President William Ruto’s government has been served a stern warning over the country’s rising debt load. Ndindi Nyoro warned President William Ruto’s government against more loans. Kiharu Member of Parliament Ndindi Nyoro sounded the fresh alarm, cautioning that the country faces a looming economic crisis if borrowing is not brought under control. Speaking at the Institute of Public Finance (IPF) stakeholders’ forum in Nairobi, Nyoro revealed that Kenya’s public debt has now hit KSh 12.4 trillion shillings.
What did Ndindi Nyoro say on Kenya’s debts? He further stated that in the last financial year alone, the government borrowed KSh 1.2 trillion, a figure he described as unsustainable. “Unless we sober up as a nation, the economy itself will eventually force us to sober up, and when that day comes, the consequences will be dire,” the legislator warned. Nyoro underscored that many large-scale development projects in the country, including roads, stadiums, and housing, are not being financed through foreign loans but by domestic revenue streams. Among them, he cited the fuel levy, which continues to shoulder much of the weight of infrastructure financing. The legislator pressed for what he termed logical and disciplined resource management, saying that Kenya can only reach its full potential as an economic powerhouse in the region if leaders stop reckless fiscal practices. What effect will tolling of Nairobi-Nakuru road have on businesses?

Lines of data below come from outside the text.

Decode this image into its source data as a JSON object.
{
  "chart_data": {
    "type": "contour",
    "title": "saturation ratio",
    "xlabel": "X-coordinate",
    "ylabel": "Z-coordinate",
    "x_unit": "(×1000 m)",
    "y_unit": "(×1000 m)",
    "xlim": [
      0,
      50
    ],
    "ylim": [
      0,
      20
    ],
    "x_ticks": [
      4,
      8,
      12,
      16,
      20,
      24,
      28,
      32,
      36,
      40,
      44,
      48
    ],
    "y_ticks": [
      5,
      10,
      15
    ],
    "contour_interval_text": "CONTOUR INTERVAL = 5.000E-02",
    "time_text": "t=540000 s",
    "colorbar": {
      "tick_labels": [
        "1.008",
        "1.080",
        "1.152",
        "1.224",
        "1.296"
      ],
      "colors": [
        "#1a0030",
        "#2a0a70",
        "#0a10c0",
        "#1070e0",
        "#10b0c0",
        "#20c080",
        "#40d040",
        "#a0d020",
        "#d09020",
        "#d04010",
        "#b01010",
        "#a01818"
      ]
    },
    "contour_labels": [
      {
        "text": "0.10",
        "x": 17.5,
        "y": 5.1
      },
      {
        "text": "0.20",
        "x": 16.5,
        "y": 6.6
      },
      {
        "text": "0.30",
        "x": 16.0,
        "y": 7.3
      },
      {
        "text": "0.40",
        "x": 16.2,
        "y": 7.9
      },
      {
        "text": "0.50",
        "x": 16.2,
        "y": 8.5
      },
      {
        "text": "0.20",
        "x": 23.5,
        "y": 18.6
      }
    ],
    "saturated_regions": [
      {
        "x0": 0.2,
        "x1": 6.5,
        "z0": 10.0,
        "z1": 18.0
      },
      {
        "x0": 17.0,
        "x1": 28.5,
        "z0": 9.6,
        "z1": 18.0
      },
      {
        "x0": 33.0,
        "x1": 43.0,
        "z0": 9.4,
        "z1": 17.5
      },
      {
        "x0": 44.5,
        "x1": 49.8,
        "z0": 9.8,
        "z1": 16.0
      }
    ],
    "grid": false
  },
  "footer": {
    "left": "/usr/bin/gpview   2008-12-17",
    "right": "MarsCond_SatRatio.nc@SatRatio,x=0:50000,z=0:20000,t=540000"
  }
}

On infrastructure, Nyoro raised specific concerns over the proposed Nairobi–Nakuru toll road project, which is reportedly under consideration for financing through the National Social Security Fund (NSSF). He strongly opposed the plan, warning that the road tolling system would increase costs for local businesses and risk redirecting trade to neighboring countries. TUKO.co.ke reached out to Nyoro for exclusive comment, where he reiterated his stance. “That road should be built, yes, but financed through internally generated resources, not tolls that punish Kenyans and our regional partners,” he said. Ndindi Nyoro warned against the proposed tolling of the busy Nairobi-Nakuru highway.
Nyoro further criticised the escalating fuel prices and the recently introduced housing levy, claiming that such policies are not only straining households but also crippling industries, shutting down opportunities for young people, and worsening unemployment. He also accused the government of prioritising political appeasement at the expense of economic growth. “The money you see those in power dishing out every day is budgeted from Kenyans’ pockets,” he remarked. He pointed out that even during his time as Chair of the National Assembly Budget Committee, he consistently rejected such practices. Nyoro’s remarks have injected new energy into the ongoing debate about Kenya’s fiscal path.